The purpose of this paper is to present selected findings of a grounded theory study that aims to explore individual processes and desired outcomes of recovery from recurrent health problems in order to build up a theoretical framework of recovery in an Irish context. Volunteers included mental health service users or participants of peer support groups who have experienced recurrent mental health problems for two or more years, consider themselves in improvement, and are willing to participate in individual interviews. The current paper is based on the analysis of 15 audiorecorded and transcribed interviews. We identified two open codes of 'giving up' and 'fighting to get better'. Giving up was associated with accepting a passive identity of a patient with a chronic mental illness and a lack of intrinsic motivation to get better. Fighting had both positive (fighting for) and negative (fighting against) dimensions, as well as internal and external ones. The fight for recovery entailed substantial and sometimes risky effort. Starting such a fight required strong, self-sustained motivation. Service providers might need to discuss internal and external motivators of fighting for recovery with service users, with a view to including such motivators in the care plans.

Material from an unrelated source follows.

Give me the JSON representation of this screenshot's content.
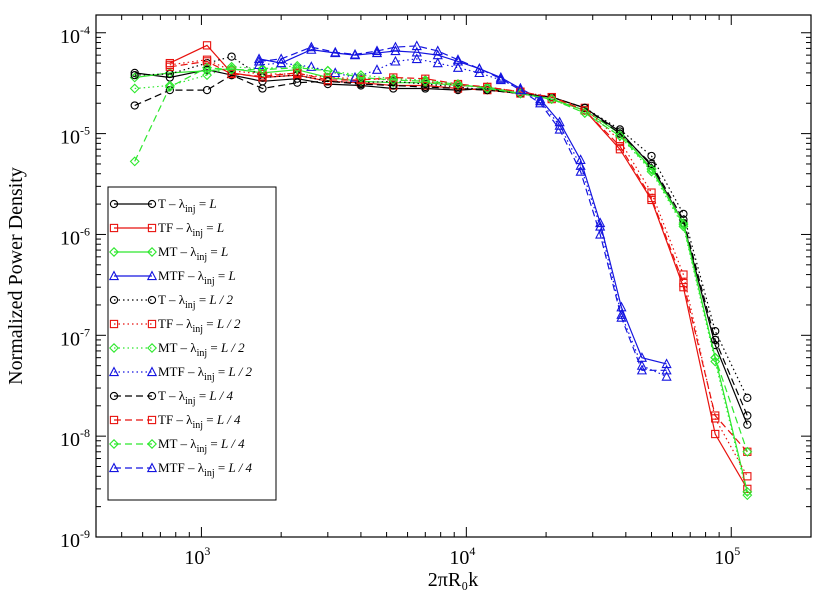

本文旨在呈现一项扎根理论研究的部分发现,该研究旨在探索从反复出现的健康问题中恢复的个体过程和期望结果,以便在爱尔兰背景下构建恢复的理论框架。志愿者包括精神卫生服务使用者或参加过 peer support groups 的人,他们经历过两年或更长时间的反复精神健康问题,认为自己正在改善,并愿意接受个人访谈。本文基于对 15 段录音和转录访谈的分析。我们确定了两个开放代码:“放弃”和“努力变好”。放弃与接受慢性精神疾病患者的被动身份以及缺乏内在变好动力有关。“抗争”既有积极的(为了……而抗争)也有消极的(反对……而抗争)维度,还有内部和外部维度。为恢复而抗争需要付出大量有时甚至是危险的努力。开始这样的抗争需要强烈的、自我维持的动力。服务提供者可能需要与服务使用者讨论为恢复而抗争的内部和外部动机,以便将这些动机纳入护理计划中。